This is an article selected from "The Courier" (journalist Debra Percival) on cooperation between the European Union and the African Union on the improvement of satellite communication, one of the options being the EU's very own EGNOS (European Geostationary Navigation Overlay System).
"An already completed cost-benefit analysis of deploying a system like EGNOS calculates a gain of €1bn for African society", says Fabio Pirotta, spokesperson for the EU's Enterprise and Idustry Commissioner, Antonio Tajani
The African Union (AU) and European Union (EU) are cooperating on how to improve satellite communication navigation in African skies to enhance safety and propel the continent’s economic development forward. One option is to extend the EU’s own European Geostationary Navigation Overlay System (EGNOS) to the whole of the African continent, its benefits extending to aviation and beyond.
The EU wants to extend EGNOS to Africa which uses existing navigation satellite constellations (GPS, Glonass) and potentially, Galileo - a system of 30 satellites in medium orbit in development).
When jointly used with the existing Global Positioning System (GPS) and other satellite constellations presently under development, EGNOS will reduce accidents on approach and landing particularly for regional airports without traditional navigational aids. EGNOS consists of three geostationary satellites and a network of ground stations. It transmits a signal containing information on the reliability and accuracy of the positioning signals sent out by GPS and allows its users to determine their position to within 1.5 metres. Aircraft flying over the northern part of the African continent can already receive information from ground systems placed in North Africa.
“Aircraft from the EU to Africa and vice versa will be able to use the same navigation instruments over both continents.
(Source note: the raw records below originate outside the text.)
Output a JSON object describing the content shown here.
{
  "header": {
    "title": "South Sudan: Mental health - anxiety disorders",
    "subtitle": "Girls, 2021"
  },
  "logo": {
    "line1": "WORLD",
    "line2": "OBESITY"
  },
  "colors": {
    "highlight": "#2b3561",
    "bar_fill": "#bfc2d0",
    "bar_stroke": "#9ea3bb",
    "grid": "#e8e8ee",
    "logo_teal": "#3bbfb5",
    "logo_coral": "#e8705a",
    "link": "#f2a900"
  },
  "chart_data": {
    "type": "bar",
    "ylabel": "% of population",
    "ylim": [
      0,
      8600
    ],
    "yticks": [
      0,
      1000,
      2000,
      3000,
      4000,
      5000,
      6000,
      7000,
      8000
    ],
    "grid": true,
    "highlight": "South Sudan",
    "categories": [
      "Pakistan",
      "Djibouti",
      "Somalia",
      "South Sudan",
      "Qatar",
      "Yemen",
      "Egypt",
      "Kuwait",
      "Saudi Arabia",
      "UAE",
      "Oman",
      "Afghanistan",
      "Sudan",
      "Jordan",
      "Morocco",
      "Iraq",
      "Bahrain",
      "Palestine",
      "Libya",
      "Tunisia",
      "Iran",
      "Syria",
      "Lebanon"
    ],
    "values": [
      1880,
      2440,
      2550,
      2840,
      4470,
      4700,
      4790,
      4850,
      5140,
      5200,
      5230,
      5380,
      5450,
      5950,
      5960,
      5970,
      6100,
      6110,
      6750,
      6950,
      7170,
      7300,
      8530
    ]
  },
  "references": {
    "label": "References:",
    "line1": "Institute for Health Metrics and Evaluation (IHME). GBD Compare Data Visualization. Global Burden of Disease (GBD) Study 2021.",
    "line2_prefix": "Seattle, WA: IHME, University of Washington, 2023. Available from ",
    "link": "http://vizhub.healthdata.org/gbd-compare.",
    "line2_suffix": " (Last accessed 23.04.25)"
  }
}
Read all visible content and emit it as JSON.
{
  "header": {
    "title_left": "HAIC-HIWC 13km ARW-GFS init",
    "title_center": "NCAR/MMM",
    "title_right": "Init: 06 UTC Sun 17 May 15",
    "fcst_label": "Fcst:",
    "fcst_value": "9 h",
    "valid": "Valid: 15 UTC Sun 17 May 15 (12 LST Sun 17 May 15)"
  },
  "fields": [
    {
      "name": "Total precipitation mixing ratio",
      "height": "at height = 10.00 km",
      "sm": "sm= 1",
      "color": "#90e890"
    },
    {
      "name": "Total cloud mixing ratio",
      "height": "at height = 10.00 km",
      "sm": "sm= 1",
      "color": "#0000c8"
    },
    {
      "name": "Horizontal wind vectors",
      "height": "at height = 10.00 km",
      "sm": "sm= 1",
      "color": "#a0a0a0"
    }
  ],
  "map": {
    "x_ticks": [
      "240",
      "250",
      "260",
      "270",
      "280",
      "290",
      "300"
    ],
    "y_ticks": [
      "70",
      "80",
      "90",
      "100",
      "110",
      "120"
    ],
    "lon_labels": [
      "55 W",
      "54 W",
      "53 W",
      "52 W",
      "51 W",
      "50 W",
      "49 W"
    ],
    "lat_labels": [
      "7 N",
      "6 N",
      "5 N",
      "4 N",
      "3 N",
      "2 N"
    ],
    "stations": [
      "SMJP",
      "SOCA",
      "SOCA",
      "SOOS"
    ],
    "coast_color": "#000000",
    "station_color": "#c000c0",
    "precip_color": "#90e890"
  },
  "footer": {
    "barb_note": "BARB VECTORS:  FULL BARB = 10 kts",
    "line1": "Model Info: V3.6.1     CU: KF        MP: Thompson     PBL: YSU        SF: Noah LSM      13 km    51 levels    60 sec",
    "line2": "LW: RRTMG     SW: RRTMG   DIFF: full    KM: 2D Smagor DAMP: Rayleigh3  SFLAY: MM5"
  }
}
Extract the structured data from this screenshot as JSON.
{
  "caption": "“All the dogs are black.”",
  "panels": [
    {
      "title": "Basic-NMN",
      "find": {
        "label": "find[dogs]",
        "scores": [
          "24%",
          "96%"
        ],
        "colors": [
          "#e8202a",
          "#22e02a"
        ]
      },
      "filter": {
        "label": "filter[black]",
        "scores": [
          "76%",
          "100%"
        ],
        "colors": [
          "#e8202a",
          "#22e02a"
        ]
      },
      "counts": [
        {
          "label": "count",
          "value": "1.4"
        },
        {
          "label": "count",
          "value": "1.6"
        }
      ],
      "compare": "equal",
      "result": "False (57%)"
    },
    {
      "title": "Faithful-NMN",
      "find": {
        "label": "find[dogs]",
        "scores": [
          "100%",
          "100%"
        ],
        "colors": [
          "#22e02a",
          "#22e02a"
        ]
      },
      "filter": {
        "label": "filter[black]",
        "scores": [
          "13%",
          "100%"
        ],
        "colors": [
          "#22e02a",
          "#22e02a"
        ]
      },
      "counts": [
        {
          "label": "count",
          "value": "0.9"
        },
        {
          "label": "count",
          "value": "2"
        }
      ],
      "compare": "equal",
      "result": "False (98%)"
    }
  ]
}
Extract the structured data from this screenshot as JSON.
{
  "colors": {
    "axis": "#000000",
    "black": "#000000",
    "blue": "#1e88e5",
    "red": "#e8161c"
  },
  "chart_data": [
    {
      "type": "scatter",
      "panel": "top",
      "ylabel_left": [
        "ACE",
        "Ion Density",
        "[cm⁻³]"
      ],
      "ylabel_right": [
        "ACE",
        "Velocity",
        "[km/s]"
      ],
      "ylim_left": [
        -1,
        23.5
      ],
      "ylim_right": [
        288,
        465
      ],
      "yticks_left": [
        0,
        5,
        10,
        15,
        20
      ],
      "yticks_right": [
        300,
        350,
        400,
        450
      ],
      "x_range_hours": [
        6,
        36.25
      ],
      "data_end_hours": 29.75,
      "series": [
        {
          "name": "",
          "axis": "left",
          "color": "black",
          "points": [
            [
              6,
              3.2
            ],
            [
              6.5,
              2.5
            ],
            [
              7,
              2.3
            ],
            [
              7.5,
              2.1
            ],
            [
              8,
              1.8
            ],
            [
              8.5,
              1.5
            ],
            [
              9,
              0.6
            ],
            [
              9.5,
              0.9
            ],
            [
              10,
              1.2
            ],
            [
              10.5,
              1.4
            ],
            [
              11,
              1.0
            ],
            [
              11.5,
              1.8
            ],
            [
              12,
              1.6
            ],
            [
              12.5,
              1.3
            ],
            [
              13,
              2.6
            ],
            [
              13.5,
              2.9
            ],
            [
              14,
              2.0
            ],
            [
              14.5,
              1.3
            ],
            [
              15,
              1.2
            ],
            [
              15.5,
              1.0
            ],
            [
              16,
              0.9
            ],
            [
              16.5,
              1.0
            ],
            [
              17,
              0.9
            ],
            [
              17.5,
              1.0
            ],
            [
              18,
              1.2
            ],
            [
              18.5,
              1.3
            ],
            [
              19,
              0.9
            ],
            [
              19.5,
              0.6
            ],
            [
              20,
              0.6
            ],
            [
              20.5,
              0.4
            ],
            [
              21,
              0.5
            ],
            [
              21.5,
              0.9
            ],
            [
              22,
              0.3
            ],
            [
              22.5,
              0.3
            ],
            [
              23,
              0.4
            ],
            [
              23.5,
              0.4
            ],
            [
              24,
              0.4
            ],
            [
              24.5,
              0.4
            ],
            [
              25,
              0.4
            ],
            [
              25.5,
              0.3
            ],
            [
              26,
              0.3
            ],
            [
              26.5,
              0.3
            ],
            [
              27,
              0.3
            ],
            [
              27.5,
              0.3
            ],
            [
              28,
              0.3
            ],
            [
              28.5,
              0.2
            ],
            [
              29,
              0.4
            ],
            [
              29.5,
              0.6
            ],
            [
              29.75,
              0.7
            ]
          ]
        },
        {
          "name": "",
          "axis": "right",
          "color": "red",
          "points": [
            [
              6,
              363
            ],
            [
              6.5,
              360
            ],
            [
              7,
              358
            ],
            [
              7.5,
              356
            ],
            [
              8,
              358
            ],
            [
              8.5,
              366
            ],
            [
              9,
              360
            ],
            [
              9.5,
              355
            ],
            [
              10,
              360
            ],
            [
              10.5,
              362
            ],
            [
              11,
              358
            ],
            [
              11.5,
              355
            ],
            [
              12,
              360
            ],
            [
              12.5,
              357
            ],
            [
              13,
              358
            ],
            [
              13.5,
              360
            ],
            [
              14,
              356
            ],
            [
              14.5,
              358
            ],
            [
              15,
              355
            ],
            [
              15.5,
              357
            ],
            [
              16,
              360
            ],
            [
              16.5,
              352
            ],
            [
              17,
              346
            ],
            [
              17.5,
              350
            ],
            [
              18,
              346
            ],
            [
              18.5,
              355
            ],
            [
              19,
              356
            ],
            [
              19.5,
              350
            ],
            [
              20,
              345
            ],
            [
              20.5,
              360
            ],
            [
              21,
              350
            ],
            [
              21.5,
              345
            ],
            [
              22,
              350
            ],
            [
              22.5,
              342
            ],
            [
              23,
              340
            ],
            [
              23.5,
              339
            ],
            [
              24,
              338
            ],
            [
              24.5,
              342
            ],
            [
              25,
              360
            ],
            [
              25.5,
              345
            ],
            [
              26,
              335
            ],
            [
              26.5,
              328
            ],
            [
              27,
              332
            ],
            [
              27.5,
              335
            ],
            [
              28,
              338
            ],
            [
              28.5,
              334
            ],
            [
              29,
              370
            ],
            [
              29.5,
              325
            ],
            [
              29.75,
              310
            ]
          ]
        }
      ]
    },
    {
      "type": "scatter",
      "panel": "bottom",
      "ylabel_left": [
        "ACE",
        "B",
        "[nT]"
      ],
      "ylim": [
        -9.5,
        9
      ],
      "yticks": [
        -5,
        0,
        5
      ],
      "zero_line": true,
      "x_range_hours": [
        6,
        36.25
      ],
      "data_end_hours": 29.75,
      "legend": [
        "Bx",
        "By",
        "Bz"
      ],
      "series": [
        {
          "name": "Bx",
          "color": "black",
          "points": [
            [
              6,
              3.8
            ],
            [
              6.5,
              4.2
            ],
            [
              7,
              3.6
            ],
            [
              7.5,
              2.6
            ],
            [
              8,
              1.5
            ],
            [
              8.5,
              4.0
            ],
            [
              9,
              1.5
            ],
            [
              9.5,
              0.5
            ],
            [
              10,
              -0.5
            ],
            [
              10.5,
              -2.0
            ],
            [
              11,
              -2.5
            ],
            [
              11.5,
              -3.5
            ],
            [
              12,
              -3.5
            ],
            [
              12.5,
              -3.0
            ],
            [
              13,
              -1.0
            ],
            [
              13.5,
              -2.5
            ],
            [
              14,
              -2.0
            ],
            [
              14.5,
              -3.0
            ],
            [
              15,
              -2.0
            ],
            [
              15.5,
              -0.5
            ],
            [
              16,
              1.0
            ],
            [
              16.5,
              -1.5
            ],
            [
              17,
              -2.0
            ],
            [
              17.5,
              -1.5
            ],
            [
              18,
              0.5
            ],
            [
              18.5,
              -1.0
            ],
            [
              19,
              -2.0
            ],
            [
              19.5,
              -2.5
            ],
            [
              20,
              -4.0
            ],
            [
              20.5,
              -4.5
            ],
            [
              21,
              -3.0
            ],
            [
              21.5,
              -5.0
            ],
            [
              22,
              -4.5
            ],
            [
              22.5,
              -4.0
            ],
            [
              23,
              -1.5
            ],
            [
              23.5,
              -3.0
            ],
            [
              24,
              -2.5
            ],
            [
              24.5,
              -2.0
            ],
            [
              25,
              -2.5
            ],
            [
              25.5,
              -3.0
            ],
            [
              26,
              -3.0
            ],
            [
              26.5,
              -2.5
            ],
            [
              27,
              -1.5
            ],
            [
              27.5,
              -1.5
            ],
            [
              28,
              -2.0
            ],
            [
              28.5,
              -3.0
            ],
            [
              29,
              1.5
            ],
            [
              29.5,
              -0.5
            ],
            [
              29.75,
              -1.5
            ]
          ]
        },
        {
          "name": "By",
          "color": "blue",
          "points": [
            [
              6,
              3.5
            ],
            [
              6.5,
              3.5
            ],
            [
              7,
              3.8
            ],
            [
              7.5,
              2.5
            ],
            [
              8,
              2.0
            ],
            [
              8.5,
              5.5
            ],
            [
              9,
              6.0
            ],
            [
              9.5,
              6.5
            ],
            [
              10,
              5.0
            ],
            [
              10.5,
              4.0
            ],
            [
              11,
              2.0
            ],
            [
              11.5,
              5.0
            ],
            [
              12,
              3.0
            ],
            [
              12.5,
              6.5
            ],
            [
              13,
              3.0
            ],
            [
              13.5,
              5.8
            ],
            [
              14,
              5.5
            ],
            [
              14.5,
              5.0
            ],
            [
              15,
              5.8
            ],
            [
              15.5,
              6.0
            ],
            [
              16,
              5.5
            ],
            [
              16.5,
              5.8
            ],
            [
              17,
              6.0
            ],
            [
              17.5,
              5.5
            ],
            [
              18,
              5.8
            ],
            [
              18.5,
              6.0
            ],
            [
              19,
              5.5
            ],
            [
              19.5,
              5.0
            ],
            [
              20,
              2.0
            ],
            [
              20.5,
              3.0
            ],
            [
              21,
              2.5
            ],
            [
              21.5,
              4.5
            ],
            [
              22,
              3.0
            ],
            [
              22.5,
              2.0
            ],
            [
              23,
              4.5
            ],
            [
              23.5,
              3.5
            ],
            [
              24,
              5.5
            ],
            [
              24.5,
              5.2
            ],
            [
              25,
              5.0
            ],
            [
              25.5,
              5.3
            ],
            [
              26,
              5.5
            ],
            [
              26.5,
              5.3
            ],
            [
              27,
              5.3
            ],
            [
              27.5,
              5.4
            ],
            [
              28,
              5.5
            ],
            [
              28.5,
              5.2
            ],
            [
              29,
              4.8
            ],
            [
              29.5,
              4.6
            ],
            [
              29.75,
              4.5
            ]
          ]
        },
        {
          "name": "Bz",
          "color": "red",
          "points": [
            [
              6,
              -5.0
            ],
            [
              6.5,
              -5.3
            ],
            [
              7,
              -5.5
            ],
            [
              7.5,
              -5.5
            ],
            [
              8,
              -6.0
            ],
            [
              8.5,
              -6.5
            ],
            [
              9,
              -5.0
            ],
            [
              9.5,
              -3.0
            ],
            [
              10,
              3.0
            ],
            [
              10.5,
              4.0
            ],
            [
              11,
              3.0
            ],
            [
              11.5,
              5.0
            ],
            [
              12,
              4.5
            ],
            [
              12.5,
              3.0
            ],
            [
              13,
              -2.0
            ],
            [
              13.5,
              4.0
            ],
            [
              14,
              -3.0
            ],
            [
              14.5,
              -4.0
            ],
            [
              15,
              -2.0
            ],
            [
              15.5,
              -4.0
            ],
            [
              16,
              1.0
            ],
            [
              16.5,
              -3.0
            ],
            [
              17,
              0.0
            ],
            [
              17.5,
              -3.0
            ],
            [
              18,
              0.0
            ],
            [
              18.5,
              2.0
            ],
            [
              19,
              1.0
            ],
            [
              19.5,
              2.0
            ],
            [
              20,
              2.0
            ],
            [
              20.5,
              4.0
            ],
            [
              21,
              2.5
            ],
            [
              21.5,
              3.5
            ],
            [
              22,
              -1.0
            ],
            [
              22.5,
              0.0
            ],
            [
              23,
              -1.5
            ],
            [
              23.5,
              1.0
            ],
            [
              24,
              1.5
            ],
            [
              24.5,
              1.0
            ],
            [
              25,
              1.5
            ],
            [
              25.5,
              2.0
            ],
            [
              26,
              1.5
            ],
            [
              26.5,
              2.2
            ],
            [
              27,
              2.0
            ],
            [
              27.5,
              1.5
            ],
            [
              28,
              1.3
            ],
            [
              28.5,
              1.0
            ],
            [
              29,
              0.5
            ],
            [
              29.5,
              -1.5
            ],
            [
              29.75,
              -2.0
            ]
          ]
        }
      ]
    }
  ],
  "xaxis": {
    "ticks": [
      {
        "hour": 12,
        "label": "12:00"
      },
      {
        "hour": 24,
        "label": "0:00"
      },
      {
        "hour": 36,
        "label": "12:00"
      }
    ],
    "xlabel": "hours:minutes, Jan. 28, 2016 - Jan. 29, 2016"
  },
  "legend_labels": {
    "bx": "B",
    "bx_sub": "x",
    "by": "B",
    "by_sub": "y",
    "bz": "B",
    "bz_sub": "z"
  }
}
It is also worth mentioning that the same signal is being used in the USA and in Japan, and is being developed in India and Russia”, says Fabio Pirotta, spokesperson for the EU’s Enterprise and Industry Commissioner, Antonio Tajani. “An already completed cost-benefit analysis of deploying a system like EGNOS calculates a gain of €1bn for African society,” adds Pirotta.
Improved air transport navigation and safety standards in African skies were priorities pinpointed at the first Africa-EU aviation high-level meeting in Windhoek, Namibia in April 2009. The potential of an EGNOS-like system was identified in the first Action Plan of the 8th partnership of the Africa-EU strategy dealing with Science, Information Society and Space.
The political go-ahead from the EU for EGNOS (or a similar system) for Africa and a decision on the allimportant issue of funding could come at the end of year at the Africa-EU Summit to be held in Tripoli, Libya on 29-30 November 2010, says Pirotta. “The building of EGNOS has cost over €700M to cover Europe. Any solution to cover Africa would involve sharing part of the EGNOS infrastructure and would hence cost substantially less”, he adds.
The sky’s the limit
Beyond aviation, EGNOS has spin-offs in other sectors and could be applied to improve knowledge of the positioning of seagoing vessels, animal husbandry and land management as well applications in the oil and mining industries.